To develop and evaluate the diagnostic accuracy of a deep learning algorithm for automated gallstone detection on CT.

Methods

This retrospective single-center study included randomly selected CT scans from January 2018 to June 2019: 493 gallstone-positive, 470 gallstone-negative, and 180 post-cholecystectomy scans according to the original report (reference standard). Deep learning models were trained on segmented gallbladders (452 scans) and gallstone bounding-box labels (400 scans), randomly selected and manually labeled. All models used 5-fold cross-validation. Gallstone characteristics were collected (e.g., quantity, size, conspicuity). Where available, ultrasound and MRI reports within six months of CT were reviewed for cholecystolithiasis. Diagnostic performance was evaluated on a test set of 90 scans (30 per category). Statistical analyses included Dice coefficient, sensitivity, specificity, and ROC analysis.

Results

Ninety patients (mean age 64.9 ± 17.9 years; 46 women) were evaluated. The segmentation algorithm achieved a median Dice score of 94.4% (IQR 4.5%). The detection pipeline identified gallstone-positive scans with a sensitivity of 96.7% (95% CI: 90.2–100.0) and specificity of 83.3% (95% CI: 70.0–96.7).
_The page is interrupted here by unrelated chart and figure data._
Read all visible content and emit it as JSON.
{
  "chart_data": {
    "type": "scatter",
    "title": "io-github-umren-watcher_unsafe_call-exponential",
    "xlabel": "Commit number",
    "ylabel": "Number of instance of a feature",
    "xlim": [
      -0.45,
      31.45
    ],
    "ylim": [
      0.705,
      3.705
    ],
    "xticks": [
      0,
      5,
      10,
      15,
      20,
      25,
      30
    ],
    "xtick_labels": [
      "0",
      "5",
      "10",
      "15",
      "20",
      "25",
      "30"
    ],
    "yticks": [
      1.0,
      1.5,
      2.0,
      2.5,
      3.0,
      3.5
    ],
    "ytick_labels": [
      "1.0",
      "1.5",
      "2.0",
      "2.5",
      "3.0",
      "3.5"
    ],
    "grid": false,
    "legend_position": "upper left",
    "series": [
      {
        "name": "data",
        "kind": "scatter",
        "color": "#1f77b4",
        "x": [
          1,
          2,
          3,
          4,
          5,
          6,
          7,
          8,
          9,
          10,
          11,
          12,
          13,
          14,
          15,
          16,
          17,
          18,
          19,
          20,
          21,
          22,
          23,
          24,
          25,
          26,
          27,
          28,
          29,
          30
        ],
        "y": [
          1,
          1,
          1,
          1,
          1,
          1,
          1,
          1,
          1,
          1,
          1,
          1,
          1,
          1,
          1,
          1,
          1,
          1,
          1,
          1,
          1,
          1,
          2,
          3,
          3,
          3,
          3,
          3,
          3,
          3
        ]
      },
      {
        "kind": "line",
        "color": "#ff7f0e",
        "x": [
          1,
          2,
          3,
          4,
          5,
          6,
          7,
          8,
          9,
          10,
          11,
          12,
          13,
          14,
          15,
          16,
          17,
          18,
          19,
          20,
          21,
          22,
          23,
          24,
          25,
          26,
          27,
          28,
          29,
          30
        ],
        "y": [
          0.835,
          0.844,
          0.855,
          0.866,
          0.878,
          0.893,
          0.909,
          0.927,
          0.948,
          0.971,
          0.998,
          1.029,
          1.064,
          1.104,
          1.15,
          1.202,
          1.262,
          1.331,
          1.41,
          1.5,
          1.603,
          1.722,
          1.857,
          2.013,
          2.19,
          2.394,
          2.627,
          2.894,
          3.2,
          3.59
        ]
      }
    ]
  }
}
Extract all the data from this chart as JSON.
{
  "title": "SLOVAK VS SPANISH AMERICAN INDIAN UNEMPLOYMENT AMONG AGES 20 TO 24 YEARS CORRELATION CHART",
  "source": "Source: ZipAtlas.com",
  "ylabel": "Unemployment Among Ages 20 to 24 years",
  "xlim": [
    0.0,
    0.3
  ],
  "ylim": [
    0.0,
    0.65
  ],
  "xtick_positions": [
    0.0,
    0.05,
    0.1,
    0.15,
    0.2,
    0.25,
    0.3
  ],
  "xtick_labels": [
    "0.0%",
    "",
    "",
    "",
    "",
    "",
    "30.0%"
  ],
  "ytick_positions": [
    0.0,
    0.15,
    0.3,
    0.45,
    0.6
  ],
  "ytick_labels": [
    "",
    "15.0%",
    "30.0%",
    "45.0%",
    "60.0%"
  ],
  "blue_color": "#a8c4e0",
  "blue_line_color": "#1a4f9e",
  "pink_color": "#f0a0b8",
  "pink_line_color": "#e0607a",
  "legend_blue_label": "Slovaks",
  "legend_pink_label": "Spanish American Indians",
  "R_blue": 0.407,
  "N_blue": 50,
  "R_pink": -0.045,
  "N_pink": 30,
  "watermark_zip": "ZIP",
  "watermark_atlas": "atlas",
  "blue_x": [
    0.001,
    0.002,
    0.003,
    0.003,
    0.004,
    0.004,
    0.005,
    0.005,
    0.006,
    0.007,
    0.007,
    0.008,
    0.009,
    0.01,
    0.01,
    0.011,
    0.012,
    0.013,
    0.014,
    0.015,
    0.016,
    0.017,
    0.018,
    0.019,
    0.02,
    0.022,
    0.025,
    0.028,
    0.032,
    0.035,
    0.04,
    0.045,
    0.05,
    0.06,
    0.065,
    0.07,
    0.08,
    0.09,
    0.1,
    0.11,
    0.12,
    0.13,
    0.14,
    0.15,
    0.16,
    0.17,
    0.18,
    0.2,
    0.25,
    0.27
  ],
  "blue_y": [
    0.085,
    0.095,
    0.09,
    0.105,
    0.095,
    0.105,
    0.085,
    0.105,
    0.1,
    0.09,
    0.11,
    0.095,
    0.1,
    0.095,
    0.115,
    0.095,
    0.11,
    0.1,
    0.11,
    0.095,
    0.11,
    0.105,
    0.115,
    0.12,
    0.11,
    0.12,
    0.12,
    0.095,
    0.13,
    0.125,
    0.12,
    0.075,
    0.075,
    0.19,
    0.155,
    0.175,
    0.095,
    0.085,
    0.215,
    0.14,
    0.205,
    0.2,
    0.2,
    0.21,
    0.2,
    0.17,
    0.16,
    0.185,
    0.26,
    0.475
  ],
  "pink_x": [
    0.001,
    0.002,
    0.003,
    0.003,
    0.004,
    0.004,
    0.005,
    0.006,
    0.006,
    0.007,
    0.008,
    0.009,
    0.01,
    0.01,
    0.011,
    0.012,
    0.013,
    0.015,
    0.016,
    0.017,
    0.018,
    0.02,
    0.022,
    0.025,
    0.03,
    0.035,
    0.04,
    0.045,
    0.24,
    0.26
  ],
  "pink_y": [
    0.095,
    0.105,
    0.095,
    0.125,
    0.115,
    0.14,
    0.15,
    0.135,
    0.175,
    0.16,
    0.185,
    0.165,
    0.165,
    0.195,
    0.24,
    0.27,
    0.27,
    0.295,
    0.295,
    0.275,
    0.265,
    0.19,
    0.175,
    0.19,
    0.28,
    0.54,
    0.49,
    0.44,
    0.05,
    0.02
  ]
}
Sensitivity was highest for hyperdense (97.3%) and large stones (>10 mm, 97.1%) but lower for gaseous (71.4%), isodense (78.6%), and small stones (<5 mm, 88.9%). Cholecystectomy was correctly identified in 76.7% of cases. Gallstone presence correlated with larger gallbladder volumes (mean 42.8 mL ± 38.3 vs. 24.0 mL ± 20.7, p < 0.001). Ultrasound/MRI comparisons (available for 178 [18.5%] of CTs with a gallbladder) showed low false-positive (0.6%) and false-negative (4.5%) rates for CT.

Conclusion

The algorithm detects gallstones in CT scans with high sensitivity, particularly for large, conspicuous stones.